Si ricorda il “back to the future” di cui il suo amico greco le aveva parlato, riferendosi al fatto che vedere l’Italia era per lui come un viaggio a ritroso nel tempo della sua Grecia?  Se guardo all’Argentina (o forse dovrei dire dall’Argentina verso l’Italia) oltre al gioco tra futuro-passato, è noto anche certe simmetrie.

La stampa
Nel 2010, quando sono tornato in Argentina, lasciavo un Italia in piena epoca berlusconiana (o almeno questo pensavo io, essendo per me questo il problema centrale del Bel Paese ).

Arrivato a Buenos Aires mi trovavo invece un attacco incessante al governo da parte di tutti i grandi gruppi media (che qua sono, in definitiva, due grandi mogul: il gruppo Clarin e il giornale La Nación). Dopo le esperienze italiane di quella che io ai tempi definivo come “stampa di regime” mi venne spontaneo pensare “Se tutti i grandi gruppi media stanno criticando questo governo, vuol dire che qualcosa di buono starà pur facendo”. Vede, in questo caso la simmetria mi aveva portato da un posto dove la stampa imbelliva una realtà invece brutta (l’Italia), mentendo sapendo di farlo, ad un altro (l’Argentina), dove la stampa e i mezzi di comunicazione imbruttiva, mentendo, una realtà magari non così orribile. È stata senz’altro una grande esperienza, un po’ come vedere l’altra faccia della stessa luna “in azione”, muovendosi con la stessa forza, per lo stesso obiettivo, ma utilizzando il meccanismo al contrario (dal “va tutto bene, e presto andrà meglio” italiano al “non siamo stati mai cosí male, e ci avviamo all’ecatombe” argentino).

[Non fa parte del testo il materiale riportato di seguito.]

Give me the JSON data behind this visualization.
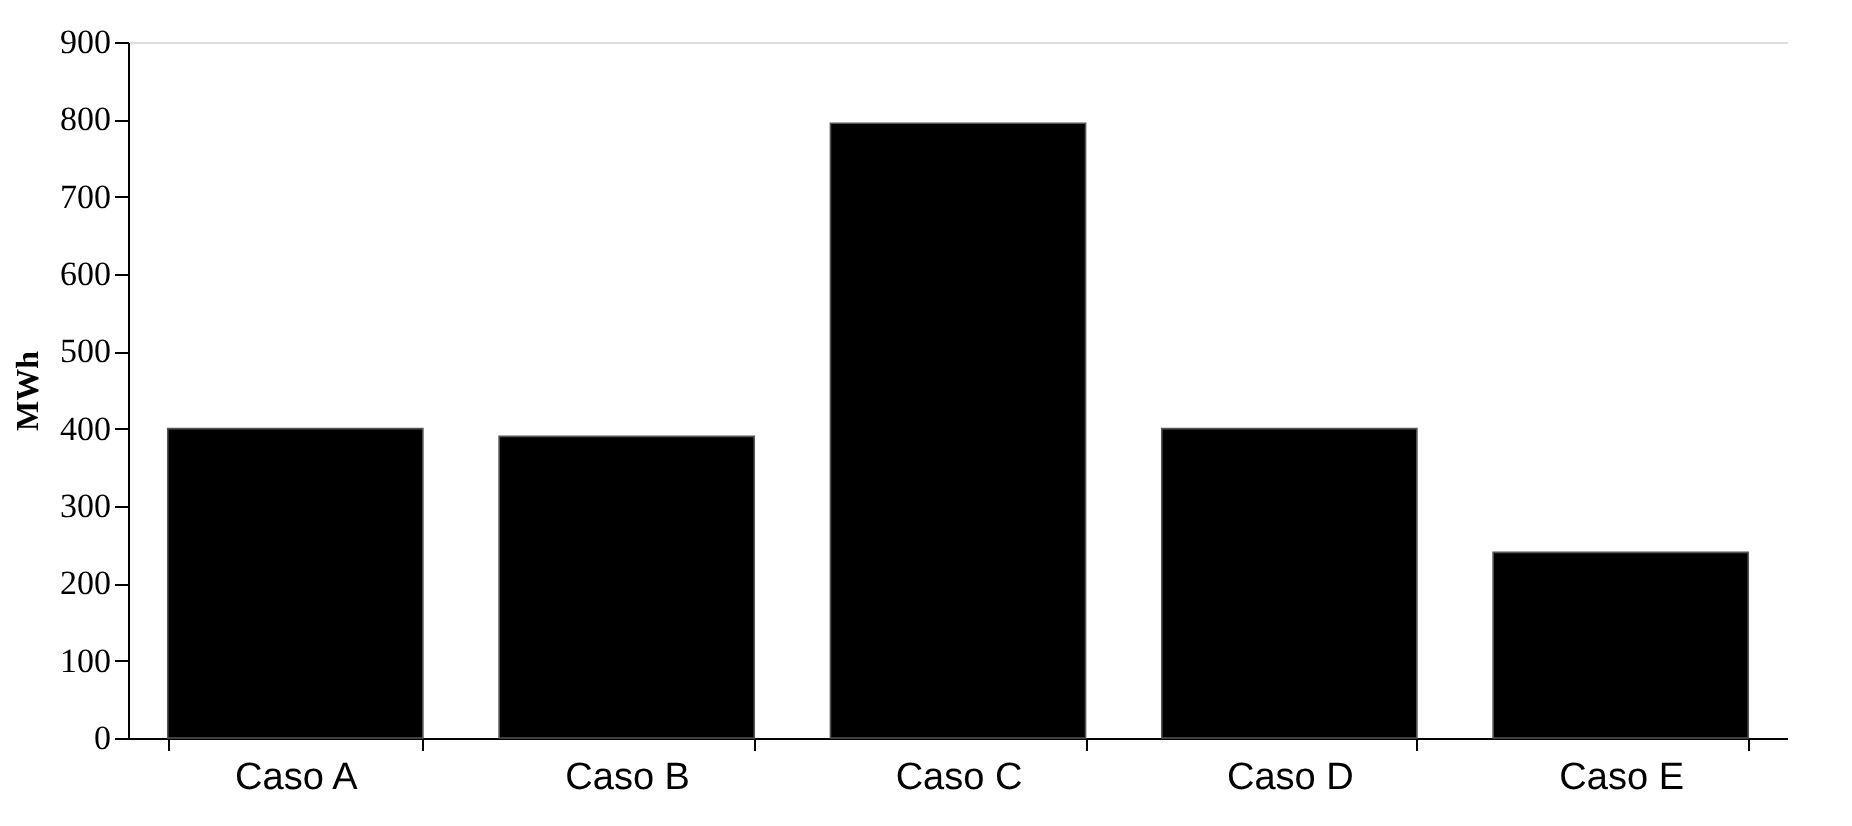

Venendo ai giorni nostri: mentre in Italia vi dicevano – corrucciati e preoccupati – che dopo la Brexit  il Regno Unito “era uscito dall’Europa”, qui da noi dicevano – sorridenti ed esaltati – che con la vittoria di Macri l’Argentina “tornava nel mondo”.

Da voi i partiti sono “populisti” perché anti-sistema, e per questa ragione si condannano tutte le loro rivendicazioni, anche quelle che invece inquadrano il problema centrale dell’Europa.  In pratica: siccome chi solleva problemi relativi alla la redistribuzione della ricchezza è anche uno xenofobo (come Le Pen) o un fanfarone (come Grillo), allora si condanna il concetto stesso di redistribuzione. 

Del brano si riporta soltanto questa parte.